Introduction: The ADP receptor P2Y 12 plays a central role in platelet function. Clopidogrel therapy is associated with various limitations including irreversible inhibition, a delayed antiplatelet effect, wide response variability, and non-responsiveness that has been linked to adverse ischemic event occurrence. We report the first pharmacodynamic study of a single oral dose of PRT060128 (PRT128), a novel, direct-acting reversible P2Y 12 inhibitor in patients with high platelet reactivity while on maintenance dose clopidogrel therapy(75mg/d) and aspirin.
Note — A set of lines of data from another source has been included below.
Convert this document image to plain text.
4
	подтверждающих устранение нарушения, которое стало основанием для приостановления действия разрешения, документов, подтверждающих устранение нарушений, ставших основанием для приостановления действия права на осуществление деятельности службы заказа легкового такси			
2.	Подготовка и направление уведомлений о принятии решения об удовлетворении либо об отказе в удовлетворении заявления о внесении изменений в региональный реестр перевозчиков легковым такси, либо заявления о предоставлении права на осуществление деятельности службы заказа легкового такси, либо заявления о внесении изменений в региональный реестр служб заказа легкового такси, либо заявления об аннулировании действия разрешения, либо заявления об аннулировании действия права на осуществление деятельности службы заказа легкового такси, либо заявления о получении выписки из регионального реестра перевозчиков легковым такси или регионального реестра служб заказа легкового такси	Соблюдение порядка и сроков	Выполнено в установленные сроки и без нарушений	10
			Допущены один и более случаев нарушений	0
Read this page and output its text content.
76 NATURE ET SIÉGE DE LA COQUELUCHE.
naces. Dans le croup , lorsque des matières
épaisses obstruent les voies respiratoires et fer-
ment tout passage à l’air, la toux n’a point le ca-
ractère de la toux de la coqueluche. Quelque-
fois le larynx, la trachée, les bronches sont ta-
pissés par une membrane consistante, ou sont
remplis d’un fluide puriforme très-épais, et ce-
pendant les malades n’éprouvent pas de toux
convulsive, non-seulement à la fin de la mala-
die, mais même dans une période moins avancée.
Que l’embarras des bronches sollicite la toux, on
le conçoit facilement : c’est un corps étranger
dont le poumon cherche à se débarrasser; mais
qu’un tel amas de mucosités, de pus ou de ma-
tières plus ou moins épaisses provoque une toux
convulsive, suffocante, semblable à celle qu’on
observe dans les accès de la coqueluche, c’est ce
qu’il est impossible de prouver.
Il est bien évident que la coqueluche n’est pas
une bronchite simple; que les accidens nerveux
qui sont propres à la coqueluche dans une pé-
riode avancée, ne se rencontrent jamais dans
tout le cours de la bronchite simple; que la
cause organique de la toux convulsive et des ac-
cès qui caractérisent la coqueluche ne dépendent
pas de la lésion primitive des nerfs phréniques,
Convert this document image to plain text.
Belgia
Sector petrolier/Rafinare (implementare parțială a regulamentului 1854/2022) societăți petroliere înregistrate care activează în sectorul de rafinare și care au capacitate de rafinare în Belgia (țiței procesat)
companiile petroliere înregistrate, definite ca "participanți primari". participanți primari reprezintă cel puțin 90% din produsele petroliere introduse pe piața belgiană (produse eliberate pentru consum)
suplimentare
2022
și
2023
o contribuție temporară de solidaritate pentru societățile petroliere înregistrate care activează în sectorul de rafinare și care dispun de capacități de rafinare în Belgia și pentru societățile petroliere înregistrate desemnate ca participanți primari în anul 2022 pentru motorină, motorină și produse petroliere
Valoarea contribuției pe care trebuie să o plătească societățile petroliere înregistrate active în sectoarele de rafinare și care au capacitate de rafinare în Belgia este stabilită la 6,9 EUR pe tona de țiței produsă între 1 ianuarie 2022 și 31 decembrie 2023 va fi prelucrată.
Methods: Previously stented patients (n=27) on maintenance aspirin and clopidogrel therapy were screened for high platelet reactivity (HPR) defined as upper tertile 5μ M ADP-induced aggregation (>43%) based on prior studies conducted at our Center; 7/27 had HPR and were treated with a single oral dose (60 mg) of PRT128. Platelet function was assessed at baseline, 4 hours, 6 hours, and 24 hours post-dosing by light transmittance aggregometry (LTA) stimulated by 5μ M, 20 μ M ADP, and 4μ g/ml collagen; Thrombelastography PlateletMapping (MA ADP ), Accumetrics P2Y12 assay (PRU), platelet reactivity ratio (%) by vasodilator stimulated phosphoprotein phosphorylation (VASP), and Perfusion Chamber Assay (PCA). Results: Results shown in the Table represent means ± standard deviation for the 7 patients at each time point. Conclusion: Based on results using multiple pharmacodynamic assays, PRT060128 is a potent rapid-acting inhibitor of P2Y 12 that overcomes high platelet reactivity in patients non-responsive to clopidogrel therapy. The pharmacodynamic properties of this novel P2Y 12 antagonist warrant future large scale investigations to determine clinical efficacy.